*list*

# Statistics and Data Science: A Modeling Approach

## 4.5 Representing Relationships Among Variables

We’ve learned a lot of ways to visualize the relationship between an outcome variable and an explanatory variable, using `color`

and `fill`

, using `gf_facet_grid()`

, using `gf_point()`

, `gf_jitter()`

, and `gf_boxplot()`

.

There are many ways to represent the relationship between the outcome and explanatory variables. We’ve learned how to make visualizations *and* write code that represents this relationship. We will introduce even more ways to represent these relationships. In this section, we will show you two: *path diagrams*, and *word equations*.

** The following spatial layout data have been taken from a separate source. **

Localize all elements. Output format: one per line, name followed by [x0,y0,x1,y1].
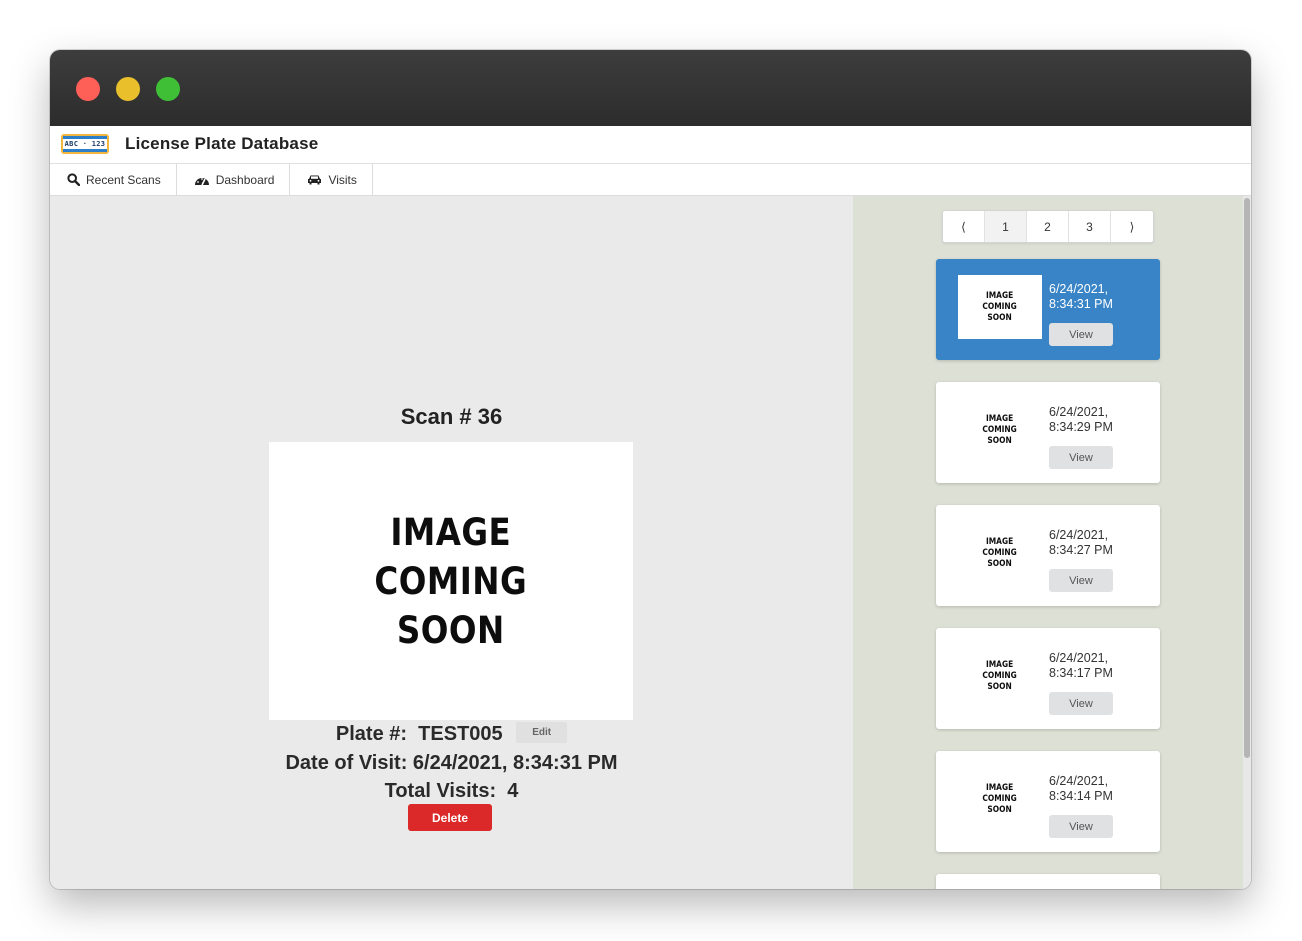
close-window-button[interactable] [76,77,100,101]
tab-label: Dashboard [215,172,275,187]
scrollbar-thumb[interactable] [1244,198,1250,758]
scan-timestamp: 6/24/2021, 8:34:14 PM [1049,774,1113,803]
scan-thumbnail: IMAGE COMING SOON [958,275,1042,339]
view-button[interactable]: View [1049,569,1113,592]
delete-button[interactable]: Delete [408,804,492,831]
image-placeholder-text: IMAGE COMING SOON [374,510,528,652]
minimize-window-button[interactable] [116,77,140,101]
scan-thumbnail: IMAGE COMING SOON [958,398,1042,462]
date-label: Date of Visit: [285,752,408,774]
tab-dashboard[interactable]: Dashboard [177,164,291,195]
app-window: ABC · 123 License Plate Database Recent … [50,50,1251,889]
scan-card[interactable]: IMAGE COMING SOON 6/24/2021, 8:34:31 PM … [936,259,1160,360]
tab-label: Recent Scans [86,172,161,187]
tab-label: Visits [328,172,357,187]
view-button[interactable]: View [1049,323,1113,346]
page-1-button[interactable]: 1 [985,211,1027,242]
scan-title: Scan # 36 [400,404,503,429]
page-3-button[interactable]: 3 [1069,211,1111,242]
app-header: ABC · 123 License Plate Database [50,126,1251,164]
edit-plate-button[interactable]: Edit [516,722,568,744]
pagination-next-button[interactable]: ⟩ [1111,211,1153,242]
plate-value: TEST005 [418,723,503,745]
view-button[interactable]: View [1049,692,1113,715]
app-title: License Plate Database [125,134,319,153]
tab-recent-scans[interactable]: Recent Scans [50,164,177,195]
main-nav: Recent Scans Dashboard Visits [50,164,1251,196]
sidebar-scrollbar[interactable] [1243,196,1251,889]
window-titlebar [50,50,1251,126]
scan-card[interactable]: IMAGE COMING SOON 6/24/2021, 8:34:27 PM … [936,505,1160,606]
scan-timestamp: 6/24/2021, 8:34:27 PM [1049,528,1113,557]
scan-thumbnail: IMAGE COMING SOON [958,644,1042,708]
page-2-button[interactable]: 2 [1027,211,1069,242]
search-icon [67,173,80,186]
visits-value: 4 [507,780,519,802]
scan-card[interactable]: IMAGE COMING SOON 6/24/2021, 8:34:29 PM … [936,382,1160,483]
scan-image: IMAGE COMING SOON [269,442,633,720]
recent-scans-sidebar: ⟨ 1 2 3 ⟩ IMAGE COMING SOON 6/24/2021, 8… [853,196,1243,889]
scan-timestamp: 6/24/2021, 8:34:29 PM [1049,405,1113,434]
dashboard-gauge-icon [194,174,210,186]
view-button[interactable]: View [1049,446,1113,469]
date-value: 6/24/2021, 8:34:31 PM [412,752,618,774]
plate-label: Plate #: [335,723,408,745]
scan-card[interactable]: IMAGE COMING SOON 6/24/2021, 8:34:14 PM … [936,751,1160,852]
scan-detail-panel: Scan # 36 IMAGE COMING SOON Plate #: TES… [50,196,853,889]
view-button[interactable]: View [1049,815,1113,838]
plate-info: Plate #: TEST005 Edit [50,722,853,746]
scan-timestamp: 6/24/2021, 8:34:17 PM [1049,651,1113,680]
zoom-window-button[interactable] [156,77,180,101]
scan-timestamp: 6/24/2021, 8:34:31 PM [1049,282,1113,311]
scan-card[interactable]: IMAGE COMING SOON 6/24/2021, 8:34:17 PM … [936,628,1160,729]
scan-thumbnail: IMAGE COMING SOON [958,521,1042,585]
license-plate-logo: ABC · 123 [61,134,109,154]
recent-scans-list: IMAGE COMING SOON 6/24/2021, 8:34:31 PM … [936,259,1160,889]
scan-card-partial[interactable] [936,874,1160,889]
scan-thumbnail: IMAGE COMING SOON [958,767,1042,831]
tab-visits[interactable]: Visits [290,164,373,195]
car-icon [307,174,322,185]
total-visits-info: Total Visits: 4 [50,780,853,803]
visits-label: Total Visits: [384,780,497,802]
visit-date-info: Date of Visit: 6/24/2021, 8:34:31 PM [50,752,853,775]
pagination: ⟨ 1 2 3 ⟩ [942,210,1154,243]
pagination-prev-button[interactable]: ⟨ [943,211,985,242]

Building off the example we are now very familiar with, here’s a way to represent the relationship between **Sex** and **Thumb**:

In path diagram convention, the explanatory variable “points to” the outcome variable. The direction of the arrow identifies **Thumb** as the outcome variable and **Sex** as the explanatory variable. So, we can read this diagram like this: “The variation in **Thumb** length is explained, at least in part, by variation in **Sex**.” It’s good to practice making diagrams like this. The same relationship is represented in the R code `Thumb ~ Sex`

.

These path diagrams can be used to represent a relationship we have found in our data, or to one we hypothesize is true but that we have not yet investigated. Assuming we do have data to support it, we still can read it in two senses: as a relationship that exists in our data, or as a relationship that we believe exists in the world beyond our data, in the DGP.

A second way of representing relationships is with word equations:

*THUMB = SEX*

We can read this equation in the same way as a path diagram: “Variation in **Thumb** length is explained by variation in **Sex**.” A word equation is another way of representing relationships, real or hypothesized, in our data or in the DGP. By convention, the outcome variable, **Thumb**, is written on the left of the equal sign and the explanatory variable, **Sex**, is written to the right.

Note that this kind of equation is not the same as a mathematical equation. It doesn’t mean, for example, that thumb length and sex are the same thing, or that they represent the same quantity. It also doesn’t mean that the *variation* in thumb length is equal to the *variation* in sex. It simply means that some of the variation in thumb length is explained by variation in sex.

You may also notice that the equation is, in a sense, *not true*. Variation in thumb length is not fully explained by variation in sex. In the analyses we did above, we saw that even though some of the variation in thumb length appeared to be explained by sex, there is still plenty of overlap in the distributions of thumb length for males and females.

Another way of putting this is: just knowing the sex of a person will not enable you to perfectly predict their thumb length. There is a lot of variability within each group. So, obviously, sex is not the only variable that could explain variation in thumb length.

To represent this idea more clearly—and it is an important idea, as you will see later—we can add something to our word equation:

*THUMB LENGTH = SEX + OTHER STUFF*

We can read this as: “Variation in thumb length is explained by variation in sex *plus variation in other stuff*.” In the next section we will discuss what this “other stuff” might be. But for now, it’s useful to think of the total variation in our outcome variable as the sum of variation due to an explanatory variable, plus variation due to other stuff.

We may also refer to these word equations as *models*. We will talk more about why we call them models later, but it’s helpful to start thinking of them as models.